Home is In Between (2021). This book stars Shanti, who immigrated to the U.S. from India. Author Mitali Perkins depicts the contrasts between Shanti’s world with her family, where they enjoy foods and activities that remind her of her origins, and the world outside her house, which is full of wonderful, confusing, and sometimes upsetting new experiences. Caught ‘in between’, Shanti is soon very tired. But she also decides that it is possible to feel at home, even when negotiating between two cultures.
Lily and the Polar Bears (2018). When their habitat begins to melt, a group of polar bears float on ice rafts to a beach where Lily is playing. She takes them home, and thus begins Jion Sheibani’s humorous yet informative story about how immigrants contribute to society. Not everyone is happy the bears have come to town but, in the end, everyone feels at home. This book might be a good choice for children who would be overwhelmed by seeing someone just like them at risk, as Sheibani’s use of animals as immigrants creates a bit more distance.

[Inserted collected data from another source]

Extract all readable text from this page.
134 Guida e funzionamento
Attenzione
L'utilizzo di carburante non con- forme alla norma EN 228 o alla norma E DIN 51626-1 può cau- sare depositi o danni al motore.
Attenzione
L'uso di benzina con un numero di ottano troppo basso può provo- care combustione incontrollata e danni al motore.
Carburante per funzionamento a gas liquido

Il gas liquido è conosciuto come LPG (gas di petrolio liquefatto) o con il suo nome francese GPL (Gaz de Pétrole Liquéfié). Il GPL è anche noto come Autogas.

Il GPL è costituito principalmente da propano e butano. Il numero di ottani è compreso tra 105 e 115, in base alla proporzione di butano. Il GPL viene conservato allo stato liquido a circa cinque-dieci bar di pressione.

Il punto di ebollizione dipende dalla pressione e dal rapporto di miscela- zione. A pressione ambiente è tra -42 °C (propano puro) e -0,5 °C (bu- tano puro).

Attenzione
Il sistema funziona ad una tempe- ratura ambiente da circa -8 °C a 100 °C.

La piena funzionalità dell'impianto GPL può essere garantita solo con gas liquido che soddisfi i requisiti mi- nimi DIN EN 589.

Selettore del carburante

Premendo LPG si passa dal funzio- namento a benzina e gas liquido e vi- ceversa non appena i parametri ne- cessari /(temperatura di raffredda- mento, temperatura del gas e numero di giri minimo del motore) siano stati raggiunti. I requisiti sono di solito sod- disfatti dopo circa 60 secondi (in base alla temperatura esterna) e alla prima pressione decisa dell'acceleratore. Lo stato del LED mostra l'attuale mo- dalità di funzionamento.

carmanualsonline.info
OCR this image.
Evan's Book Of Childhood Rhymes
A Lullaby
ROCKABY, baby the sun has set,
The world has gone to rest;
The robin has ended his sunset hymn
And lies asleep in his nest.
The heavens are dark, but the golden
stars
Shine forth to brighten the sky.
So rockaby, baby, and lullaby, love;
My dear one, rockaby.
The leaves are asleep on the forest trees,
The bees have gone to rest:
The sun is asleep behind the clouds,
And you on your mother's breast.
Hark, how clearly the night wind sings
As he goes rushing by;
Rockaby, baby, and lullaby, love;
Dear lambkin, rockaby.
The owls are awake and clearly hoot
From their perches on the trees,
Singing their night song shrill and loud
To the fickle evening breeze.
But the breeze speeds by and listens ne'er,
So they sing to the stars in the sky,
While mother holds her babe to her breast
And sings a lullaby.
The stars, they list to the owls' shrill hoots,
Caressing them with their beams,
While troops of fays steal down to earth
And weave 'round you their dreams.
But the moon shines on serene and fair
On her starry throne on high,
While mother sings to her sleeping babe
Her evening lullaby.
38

My Name is Not Refugee (2017). As a mother describes for her child the immigration journey they are about to take, this book by Kate Milner intersperses questions for the listener that relate to the story. Children are asked to imagine how far they could walk, what games they might play while waiting in line, and how they would brush their teeth if sleeping rough. As they personalize the story for themselves, they learn to see the refugee child as a real person too.
Wisp: A Story of Hope (2019). A magical flickering Wisp moves through a refugee camp and whispers memories of home in the ears of its inhabitants. Idris, a child born in the camp, wonders what the Wisp will say to him since this is the only home he has ever known. Imagine his surprise when he hears a promise that someday, he will have a new home. Authors Zana Fraillon and Grahame Baker Smith show children how memories and hope are what help refugees persevere until they are finally settled.